Per quanto riguarda il secondo motivo, concernente la presunta insubordinazione nei confronti dei superiori gerarchici, la Cassazione ha rilevato che tale condotta era stata esclusa in fatto dai giudici di merito. La Corte ha ribadito che la valutazione della gravità e proporzionalità della condotta rientra nell’attività sussuntiva del giudice di merito, sindacabile in sede di legittimità solo nei limiti di una valutazione di ragionevolezza.
In relazione al terzo motivo, riguardante la natura ritorsiva del licenziamento, la Suprema Corte ha confermato che la sentenza impugnata è conforme ai principi di legittimità in materia. I giudici hanno sottolineato che il giudice di merito può valorizzare tutti gli elementi acquisiti per ritenere raggiunta, anche in via presuntiva, la prova del carattere ritorsivo del recesso.
Con riguardo al quarto motivo, concernente la liquidazione delle spese di lite, la Corte ha respinto la censura, non essendo stato denunciato lo sforamento dei limiti tabellari.

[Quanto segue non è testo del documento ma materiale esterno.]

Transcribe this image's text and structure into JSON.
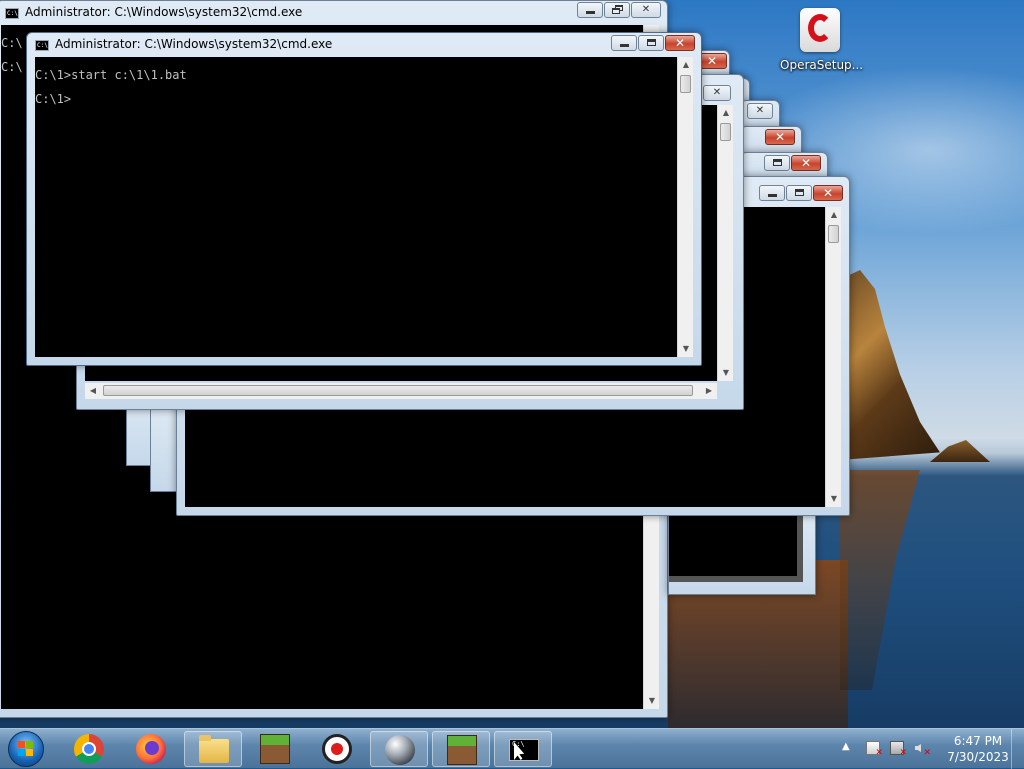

Infine, il quinto motivo, relativo alla reintegra nel posto di lavoro, è stato dichiarato inammissibile per sopravvenuta carenza di interesse, avendo il lavoratore esercitato il diritto di opzione in luogo della reintegra e avendo la Corte d’Appello già provveduto alla correzione del dispositivo.
ESTRATTO DELLA SENTENZA
“Il cardine della legittimità dell’eccezione inadimplenti non est adimplendum, alla stregua della quale la parte adempiente può rifiutarsi di eseguire la prestazione a proprio carico, è la valutazione, avuto riguardo alle circostanze concrete, che il rifiuto non risulti contrario alla buona fede e sia accompagnato da una seria ed effettiva disponibilità a prestare servizio, valutazione rimessa al giudice di merito, incensurabile in sede di legittimità se espressa con motivazione adeguata ed immune da vizi logico-giuridici. La Corte di Bologna, in corretta applicazione dei sopra enunciati principi di diritto, si è data carico dei reciproci inadempimenti delle parti, in considerazione delle concrete circostanze del caso, ricavando, dagli elementi di fatto raccolti, la prova della buona fede del lavoratore nell’opporre eccezione di inadempimento a ordini di servizio impraticabili.”
(Corte di Cassazione, Sezione Lavoro, Ordinanza n. 6966/2025)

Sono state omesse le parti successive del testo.